An RNA synthesizing system with isolated polytene nuclei from Chironomus tentans is described. This system allows one to monitor the effect of salt concentration on chromosome structure and to assign in vitro RNA synthesis to structural modifications of the chromosome (i.e. nucleoli, Balbiani rings and puffs).-At a salt concentration of 0.15 M monovalent cations (standard salt medium=SSM) chromosomal structure appears to be best preserved during in vitro incubation. At low and high ionic strength the bands decondense and the microscopically visible chromosomal structure is lost completely.
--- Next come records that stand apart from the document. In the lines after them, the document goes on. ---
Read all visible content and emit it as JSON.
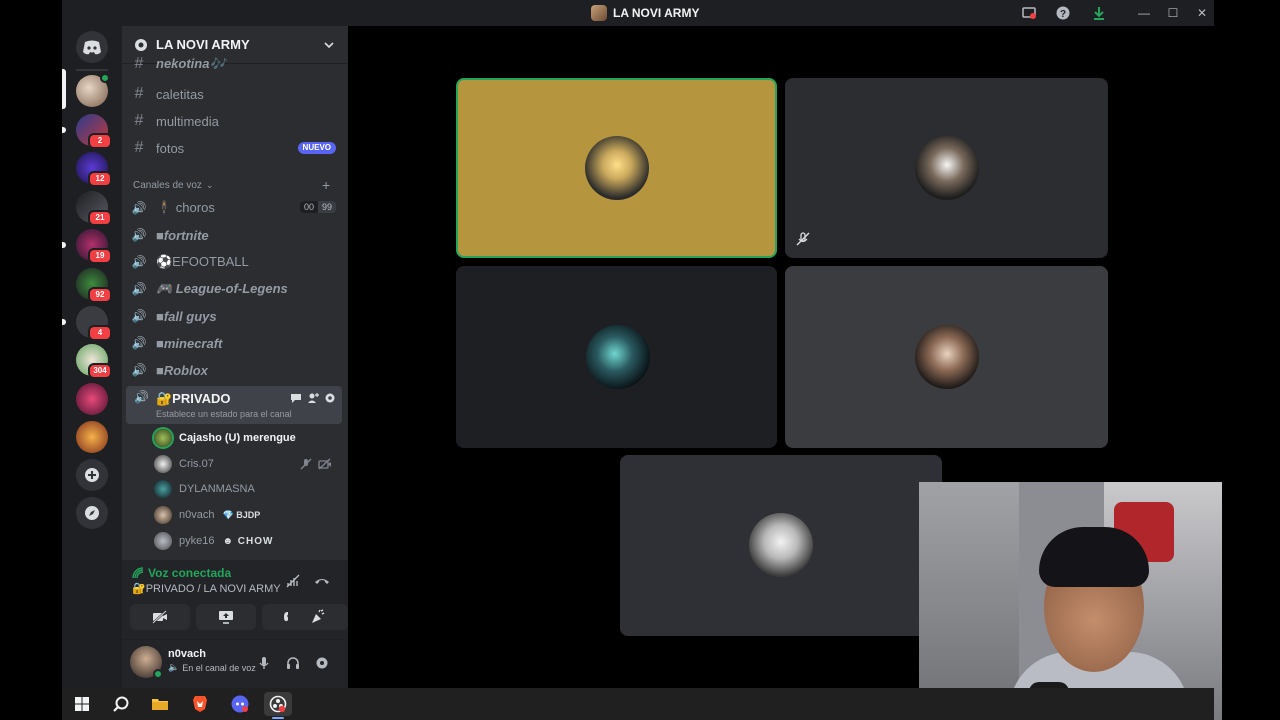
{
  "window": {
    "title": "LA NOVI ARMY"
  },
  "server": {
    "name": "LA NOVI ARMY"
  },
  "rail": {
    "servers": [
      {
        "name": "server-1",
        "badge": ""
      },
      {
        "name": "server-2",
        "badge": "2"
      },
      {
        "name": "server-3",
        "badge": "12"
      },
      {
        "name": "server-4",
        "badge": "21"
      },
      {
        "name": "server-5",
        "badge": "19"
      },
      {
        "name": "server-6",
        "badge": "92"
      },
      {
        "name": "server-7",
        "badge": "4"
      },
      {
        "name": "server-8",
        "badge": "304"
      },
      {
        "name": "server-9",
        "badge": ""
      },
      {
        "name": "server-10",
        "badge": ""
      }
    ]
  },
  "text_channels": [
    {
      "label": "nekotina🎶"
    },
    {
      "label": "caletitas"
    },
    {
      "label": "multimedia"
    },
    {
      "label": "fotos",
      "tag": "NUEVO"
    }
  ],
  "voice_category": {
    "label": "Canales de voz",
    "chevron": "⌄"
  },
  "voice_channels": [
    {
      "label": "🕴 choros",
      "count_a": "00",
      "count_b": "99"
    },
    {
      "label": "■fortnite"
    },
    {
      "label": "⚽EFOOTBALL"
    },
    {
      "label": "🎮 League-of-Legens"
    },
    {
      "label": "■fall guys"
    },
    {
      "label": "■minecraft"
    },
    {
      "label": "■Roblox"
    }
  ],
  "active_channel": {
    "label": "🔐PRIVADO",
    "status_placeholder": "Establece un estado para el canal"
  },
  "members": [
    {
      "name": "Cajasho (U) merengue",
      "tag": ""
    },
    {
      "name": "Cris.07",
      "tag": ""
    },
    {
      "name": "DYLANMASNA",
      "tag": ""
    },
    {
      "name": "n0vach",
      "tag": "BJDP"
    },
    {
      "name": "pyke16",
      "tag": "CHOW"
    }
  ],
  "voice_status": {
    "state": "Voz conectada",
    "location": "🔐PRIVADO / LA NOVI ARMY"
  },
  "user": {
    "name": "n0vach",
    "status": "En el canal de voz"
  },
  "colors": {
    "accent": "#23a55a",
    "speaking_tile": "#b6953f",
    "tile_dark": "#2b2d31",
    "tile_gray": "#3b3c40",
    "badge": "#f23f43",
    "nuevo_tag": "#5865f2"
  },
  "icons": [
    "discord-icon",
    "add-server-icon",
    "explore-icon",
    "settings-icon",
    "microphone-icon",
    "headphones-icon",
    "disconnect-icon",
    "camera-off-icon",
    "screenshare-icon",
    "activity-icon",
    "soundboard-icon",
    "inbox-icon",
    "help-icon",
    "download-icon"
  ]
}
These three states of condensation and decondensation are distinguished with respect to RNA synthesis: (1) in low salt overall RNA synthesis is depressed, (2) in SSM ribosomal RNA synthesis predominates and continues for 30 min, (3) in high salt RNA synthesis is stimulated 3–4 fold again. This stimulation is due solely to chromosomal, non-ribosomal RNA synthesis, which proceeds in high salt for more than 10 h, though new initiation of RNA chains is prevented. Molecular weight determinations of the RNA synthesized demonstrate a time dependent increase in size of the newly synthesized molecules under these conditions. — Autoradiographs of nuclei incubated in SSM reveal prominent label in nucleoli, significant label in Balbiani rings and rather reduced activity at other sites. Addition of various exogenous RNA polymerases does not markedly alter this pattern. Autoradiographs of nuclei incubated in high salt exhibit extensive RNA synthesis spread over the chromosomes. Preparations of autoradiographs from isolated chromosomes show that the high salt induced label is localized in single bands. Though the majority of bands is still unlabelled, the actual number of bands exhibiting incorporation in high salt is higher than in any individual functional state in vivo. These results are discussed in terms of activated and preactivated genes.